Paying attention is useful in the mist, where you can quickly find yourself taking the wrong path and heading off to god knows where - into a bog perhaps, or a trail through the bracken that starts tailing off away down the hill you’re trying to run up.
Oh no, we’re doing that now. I’m trying to keep my bearings as we descend through the clad, the undergrowth closing in around us. I know the hill is somewhere to my left, and so I’m searching for a track cutting off to the left. But one doesn’t appear, and eventually I have to accept defeat and tell the group that we’ve gone the wrong way. We’ve got to turn around and go back the way we came.
I’m mad at myself for the slip-up. I’ve always prided myself on having a good sense of direction. I came up with a theory once that eldest children - like me - usually have a good sense of direction because they were more often left in charge when the adults weren’t around, and so they learned to pay more attention. I wonder how many writers are eldest children?
Thoughts percolate and conversation flitters in and out of my earshot. We pass Hound Tor where Bernard tells us he proposed to his wife 21 years ago, on a misty day like today. I wonder what is going on around us in the mist right now. People emerge here and there, in hiking clothes, their dogs scampering around happily, the mist no concern for them with their supersonic noses.
Down by the clapper bridge a family stand around by a rope swing. I’m squinting to read the plaque on a weathered rock, thinking it might hold some useful information a guide like me should know, when I hear a kerfuffle.
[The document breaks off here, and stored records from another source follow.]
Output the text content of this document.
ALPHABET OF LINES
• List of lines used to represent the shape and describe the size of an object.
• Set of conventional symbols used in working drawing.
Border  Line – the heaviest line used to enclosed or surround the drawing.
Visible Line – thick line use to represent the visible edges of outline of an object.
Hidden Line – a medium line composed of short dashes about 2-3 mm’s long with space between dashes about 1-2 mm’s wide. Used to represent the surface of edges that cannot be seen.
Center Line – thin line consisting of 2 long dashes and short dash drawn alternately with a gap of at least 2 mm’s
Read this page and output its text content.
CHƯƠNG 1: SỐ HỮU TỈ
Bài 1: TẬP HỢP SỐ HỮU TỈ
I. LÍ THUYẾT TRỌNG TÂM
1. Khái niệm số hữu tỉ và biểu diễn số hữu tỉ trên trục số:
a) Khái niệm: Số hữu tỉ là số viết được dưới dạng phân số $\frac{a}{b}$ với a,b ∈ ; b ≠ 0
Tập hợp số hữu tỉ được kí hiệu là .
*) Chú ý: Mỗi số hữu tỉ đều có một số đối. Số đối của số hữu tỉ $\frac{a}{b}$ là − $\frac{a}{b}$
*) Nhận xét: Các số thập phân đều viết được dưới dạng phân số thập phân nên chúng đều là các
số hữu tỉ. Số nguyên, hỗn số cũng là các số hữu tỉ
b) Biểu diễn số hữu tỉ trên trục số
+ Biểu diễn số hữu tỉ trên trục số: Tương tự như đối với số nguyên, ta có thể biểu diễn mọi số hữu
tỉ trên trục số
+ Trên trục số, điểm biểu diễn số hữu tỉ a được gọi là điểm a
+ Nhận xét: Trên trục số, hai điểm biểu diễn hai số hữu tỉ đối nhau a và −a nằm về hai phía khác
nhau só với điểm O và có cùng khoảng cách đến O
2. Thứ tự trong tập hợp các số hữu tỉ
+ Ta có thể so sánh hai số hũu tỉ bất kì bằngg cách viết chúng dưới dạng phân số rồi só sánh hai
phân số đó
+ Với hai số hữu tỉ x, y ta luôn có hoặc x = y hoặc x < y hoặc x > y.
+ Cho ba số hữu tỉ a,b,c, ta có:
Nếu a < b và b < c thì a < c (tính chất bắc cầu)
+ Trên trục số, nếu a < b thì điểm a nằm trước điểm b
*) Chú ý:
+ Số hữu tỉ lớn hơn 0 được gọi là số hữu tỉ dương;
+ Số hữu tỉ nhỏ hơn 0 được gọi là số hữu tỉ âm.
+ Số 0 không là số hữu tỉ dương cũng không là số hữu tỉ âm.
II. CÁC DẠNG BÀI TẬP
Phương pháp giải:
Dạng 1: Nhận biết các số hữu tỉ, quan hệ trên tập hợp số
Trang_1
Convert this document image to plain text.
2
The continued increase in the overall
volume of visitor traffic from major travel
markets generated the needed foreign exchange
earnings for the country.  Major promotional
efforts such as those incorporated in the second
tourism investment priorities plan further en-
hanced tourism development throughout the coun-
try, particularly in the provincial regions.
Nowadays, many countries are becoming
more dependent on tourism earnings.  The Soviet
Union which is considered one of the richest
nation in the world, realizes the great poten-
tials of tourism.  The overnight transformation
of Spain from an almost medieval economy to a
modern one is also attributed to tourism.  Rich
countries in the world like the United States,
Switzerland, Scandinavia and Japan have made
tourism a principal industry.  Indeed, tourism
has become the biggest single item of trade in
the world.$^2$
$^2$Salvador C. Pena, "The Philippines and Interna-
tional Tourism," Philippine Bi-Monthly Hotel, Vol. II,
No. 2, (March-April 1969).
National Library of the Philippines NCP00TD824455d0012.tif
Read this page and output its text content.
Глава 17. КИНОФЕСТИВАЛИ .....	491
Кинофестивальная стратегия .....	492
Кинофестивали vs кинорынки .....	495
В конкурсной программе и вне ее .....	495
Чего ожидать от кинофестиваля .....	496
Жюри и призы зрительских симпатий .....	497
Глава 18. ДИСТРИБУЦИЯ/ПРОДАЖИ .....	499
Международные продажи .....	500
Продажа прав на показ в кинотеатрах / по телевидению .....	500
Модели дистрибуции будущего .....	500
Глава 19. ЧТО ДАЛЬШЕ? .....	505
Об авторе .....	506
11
Unable to resist, Charlie has swung himself across the water on the rope swing, apparently only just making it. He runs back to us grinning sheepishly. Nobody else tries it.
On we go, up towards Haytor, our final climb. The hulking rocks don’t show themselves until we almost run into them. Bam, there they are, looming like some evil villain’s castle. We gather in their shadow, counting heads. I haven’t lost anyone. That’s not too bad; only one wrong turn on a day like today, and nobody got lost. I pat myself on the back, and point everyone in the direction of the car park. Then I let off the brakes and tip myself down the final hill, my legs barrelling away under me as I pick up speed, skipping and juddering and trying not to topple over. I make it to the bottom in one piece, and turn to watch as my charges file in one after the other, safe and happy.
Job done. Now I just have to go home write some fizzing prose about the whole thing.
FIFTY SHADES OF GREY by Richard Askwith
IT’S SAID that eighteen per cent of the world’s population has never seen the Moon. Urbanisation, light pollution and indoor living have left it permanently out of their sight. As someone who often sees the Moon, living and running mainly in rural places, I often think about that statistic. The Moon surprises me with an unexpected glimpse, and makes my world shine briefly with its silver-and-pearl magic; and I remind myself how lucky I am.
But only on this moist Dartmoor morning has it occurred to me that many people never experience fog either. Not proper fog: the kind of thick, muddy clag, damp as mould, that sometimes settles on my part of Northamptonshire like an immense wet blanket for days on end; the kind that has smothered any number of my Cumbrian fell-running adventures; the kind of Devon pumpkin-souper that has reduced visibility this morning to less than the length of a line of eleven runners. This is the kind of fog you can feel with your eyes closed.
I wonder if I’m weird to find that feeling soothing.